C'est peut-être très moral et surtout très simple de dire: «Les enfants naturels n'auront pas le droit de rechercher leur père; nous ne reconnaîtrons comme ayant des droits quelconques que les enfants nés d'un mariage ou reconnus par acte authentique et encore ceux-ci n'auront que des droits restreints à la notoriété, à l'estime, à l'héritage; il n'y a de femme respectable et pouvant invoquer notre protection que la femme mariée; à partir de quinze ans et trois mois, la jeune fille qui aura cédé à un homme, sans que celui-ci ait employé le rapt ou la violence, n'aura rien à nous demander si cet homme la rend mère et l'abandonne; le meurtre volontaire est puni de la prison ou des galères: s'il est accompagné de préméditation, il est puni de mort, etc.»

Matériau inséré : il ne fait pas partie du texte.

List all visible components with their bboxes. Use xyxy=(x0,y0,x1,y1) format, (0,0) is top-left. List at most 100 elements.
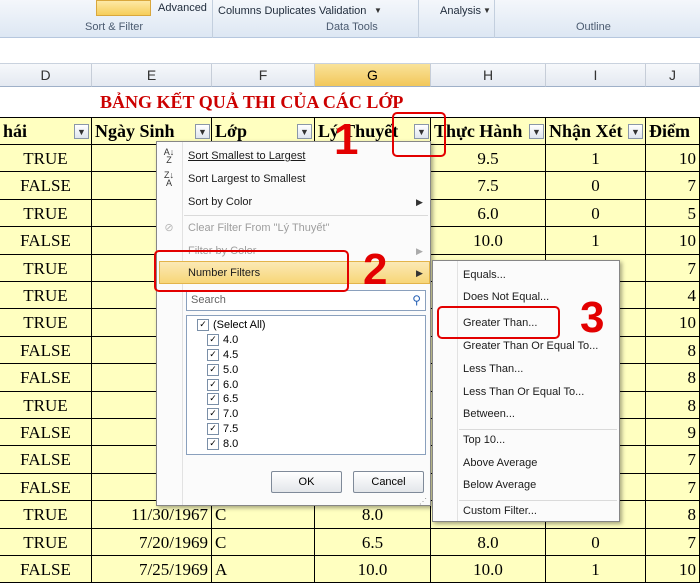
table-cell[interactable]: 7.5 xyxy=(431,172,546,200)
table-cell[interactable]: TRUE xyxy=(0,282,92,310)
data-tools-buttons[interactable]: Columns Duplicates Validation xyxy=(218,5,366,17)
checkbox-checked-icon[interactable]: ✓ xyxy=(207,393,219,406)
filter-list-item[interactable]: ✓ 5.0 xyxy=(207,362,238,377)
filter-dropdown-icon[interactable]: ▼ xyxy=(74,124,89,139)
table-cell[interactable]: 10.0 xyxy=(431,556,546,583)
table-cell[interactable]: 8 xyxy=(646,364,700,392)
sort-by-color-item[interactable]: Sort by Color ▶ xyxy=(157,191,430,213)
table-cell[interactable]: 9.5 xyxy=(431,145,546,173)
submenu-between[interactable]: Between... xyxy=(433,403,619,425)
submenu-less-than-or-equal[interactable]: Less Than Or Equal To... xyxy=(433,381,619,403)
table-cell[interactable]: 10 xyxy=(646,227,700,255)
column-header-j[interactable]: J xyxy=(646,64,700,87)
checkbox-checked-icon[interactable]: ✓ xyxy=(207,348,219,361)
table-cell[interactable]: FALSE xyxy=(0,446,92,474)
table-cell[interactable]: FALSE xyxy=(0,336,92,365)
table-cell[interactable]: 7 xyxy=(646,446,700,474)
table-cell[interactable]: 10 xyxy=(646,309,700,337)
checkbox-checked-icon[interactable]: ✓ xyxy=(207,422,219,435)
table-cell[interactable]: 8.0 xyxy=(431,528,546,556)
table-cell[interactable]: 1 xyxy=(546,145,646,173)
table-cell[interactable]: TRUE xyxy=(0,254,92,282)
table-cell[interactable]: TRUE xyxy=(0,199,92,228)
filter-list-item[interactable]: ✓ 7.0 xyxy=(207,407,238,422)
checkbox-checked-icon[interactable]: ✓ xyxy=(207,378,219,391)
table-cell[interactable]: 8 xyxy=(646,501,700,529)
filter-list-item[interactable]: ✓ 6.5 xyxy=(207,392,238,407)
table-cell[interactable]: 6.5 xyxy=(315,528,431,556)
table-cell[interactable]: 10 xyxy=(646,556,700,583)
table-cell[interactable]: A xyxy=(212,556,315,583)
filter-list-item[interactable]: ✓ 6.0 xyxy=(207,377,238,392)
filter-dropdown-icon[interactable]: ▼ xyxy=(297,124,312,139)
table-cell[interactable]: 8 xyxy=(646,391,700,419)
table-cell[interactable]: FALSE xyxy=(0,227,92,255)
checkbox-checked-icon[interactable]: ✓ xyxy=(207,363,219,376)
table-cell[interactable]: TRUE xyxy=(0,391,92,419)
table-cell[interactable]: FALSE xyxy=(0,473,92,502)
filter-list-item[interactable]: ✓ 7.5 xyxy=(207,422,238,437)
search-input[interactable]: Search ⚲ xyxy=(186,290,426,311)
table-cell[interactable]: 1 xyxy=(546,227,646,255)
resize-grip-icon[interactable]: ⋰ xyxy=(419,497,427,506)
table-cell[interactable]: FALSE xyxy=(0,364,92,392)
table-cell[interactable]: FALSE xyxy=(0,556,92,583)
sort-descending-item[interactable]: Z↓ A Sort Largest to Smallest xyxy=(157,168,430,190)
submenu-custom-filter[interactable]: Custom Filter... xyxy=(433,500,619,522)
analysis-button[interactable]: Analysis xyxy=(440,5,481,17)
filter-dropdown-icon[interactable]: ▼ xyxy=(628,124,643,139)
submenu-less-than[interactable]: Less Than... xyxy=(433,358,619,380)
filter-dropdown-icon[interactable]: ▼ xyxy=(195,124,210,139)
column-header-f[interactable]: F xyxy=(212,64,315,87)
column-header-g[interactable]: G xyxy=(315,64,431,87)
submenu-top-10[interactable]: Top 10... xyxy=(433,429,619,451)
table-cell[interactable]: TRUE xyxy=(0,528,92,556)
table-cell[interactable]: 6.0 xyxy=(431,199,546,228)
table-cell[interactable]: 0 xyxy=(546,172,646,200)
validation-dropdown-icon[interactable]: ▼ xyxy=(374,6,382,15)
filter-list-item[interactable]: ✓ 8.0 xyxy=(207,436,238,451)
table-cell[interactable]: 10 xyxy=(646,145,700,173)
submenu-equals[interactable]: Equals... xyxy=(433,264,619,286)
column-header-h[interactable]: H xyxy=(431,64,546,87)
filter-list-item[interactable]: ✓ (Select All) xyxy=(197,318,266,333)
checkbox-checked-icon[interactable]: ✓ xyxy=(207,437,219,450)
table-cell[interactable]: FALSE xyxy=(0,419,92,447)
table-cell[interactable]: FALSE xyxy=(0,172,92,200)
ok-button[interactable]: OK xyxy=(271,471,342,493)
column-header-e[interactable]: E xyxy=(92,64,212,87)
filter-list-item[interactable]: ✓ 4.0 xyxy=(207,333,238,348)
table-cell[interactable]: 10.0 xyxy=(431,227,546,255)
table-cell[interactable]: 5 xyxy=(646,199,700,228)
checkbox-checked-icon[interactable]: ✓ xyxy=(207,408,219,421)
table-cell[interactable]: TRUE xyxy=(0,309,92,337)
table-cell[interactable]: TRUE xyxy=(0,501,92,529)
column-header-d[interactable]: D xyxy=(0,64,92,87)
table-cell[interactable]: 7/20/1969 xyxy=(92,528,212,556)
table-cell[interactable]: 7 xyxy=(646,528,700,556)
table-cell[interactable]: 8 xyxy=(646,336,700,365)
table-cell[interactable]: 7 xyxy=(646,172,700,200)
table-cell[interactable]: 10.0 xyxy=(315,556,431,583)
filter-dropdown-icon[interactable]: ▼ xyxy=(529,124,544,139)
submenu-above-average[interactable]: Above Average xyxy=(433,452,619,474)
table-cell[interactable]: 7/25/1969 xyxy=(92,556,212,583)
column-header-i[interactable]: I xyxy=(546,64,646,87)
checkbox-checked-icon[interactable]: ✓ xyxy=(207,334,219,347)
checkbox-checked-icon[interactable]: ✓ xyxy=(197,319,209,332)
cancel-button[interactable]: Cancel xyxy=(353,471,424,493)
analysis-dropdown-icon[interactable]: ▼ xyxy=(483,6,491,15)
table-cell[interactable]: 0 xyxy=(546,199,646,228)
table-cell[interactable]: 7 xyxy=(646,254,700,282)
sort-ascending-item[interactable]: A↓ Z Sort Smallest to Largest xyxy=(157,145,430,167)
table-cell[interactable]: 7 xyxy=(646,473,700,502)
advanced-button[interactable]: Advanced xyxy=(158,2,207,14)
table-cell[interactable]: 0 xyxy=(546,528,646,556)
table-cell[interactable]: 4 xyxy=(646,282,700,310)
table-cell[interactable]: 9 xyxy=(646,419,700,447)
filter-list-item[interactable]: ✓ 4.5 xyxy=(207,348,238,363)
table-cell[interactable]: C xyxy=(212,528,315,556)
submenu-below-average[interactable]: Below Average xyxy=(433,474,619,496)
table-cell[interactable]: TRUE xyxy=(0,145,92,173)
table-cell[interactable]: 1 xyxy=(546,556,646,583)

Tout cela est très moral, très simple, très clair, très joli, si vous voulez, mais cela n'a aucun rapport avec les instincts, les besoins, les exigences de la création universelle; ce sont des vues particulières, des menaces inutiles dont elle ne tient, dont elle ne peut tenir aucun compte dans son évolution providentielle et progressive; et, lorsque cette grande lutte du masculin et du féminin, lutte dans laquelle, comme mâles, nous nous sommes donnés tous les droits, vient finalement aboutir au champ clos du tribunal, la femme, sacrifiée depuis des siècles à vos combinaisons sociales comme fille, comme épouse, comme mère, se révolte et vous dit en face, car telle est la conclusion que l'on doit tirer de la répétition de certains faits déclarés jadis infâmes par vos lois et aujourd'hui indemnes par vos jugements, et la femme criminelle, révoltée, entre deux gendarmes, sans repentir, menaçante, prête à recommencer, vous dit en face:

«Eh bien, oui, j'ai aimé; oui, j'ai ce que vous appelez failli, c'est-à-dire cédé à la nature; oui, je me suis donnée à un homme, à plusieurs même; oui, j'ai ensuite prémédité un crime, je me suis exercée à manier les armes des mâles; oui, j'ai attendu cet homme et je l'ai frappé par surprise, lâchement, dans le dos et en pleine rue; oui, j'ai demandé à celui-ci un dernier baiser, et, tandis qu'il me serrait dans ses bras et qu'il ne pouvait m'échapper, je lui ai brûlé la cervelle; oui, j'ai marqué mon mari infidèle et ingrat sur le visage de sa complice, de cette jeune fille qui ne m'avait rien fait personnellement, qui ne me devait rien, qui ne se défiait pas de moi, qui ne pouvait pas me croire capable, moi femme du monde et respectée, d'une lâcheté et d'une ignominie; tout cela est vrai; mais je suis la mère, l'être sacré s'il n'a jamais failli, l'être racheté s'il aime l'enfant né de sa faute.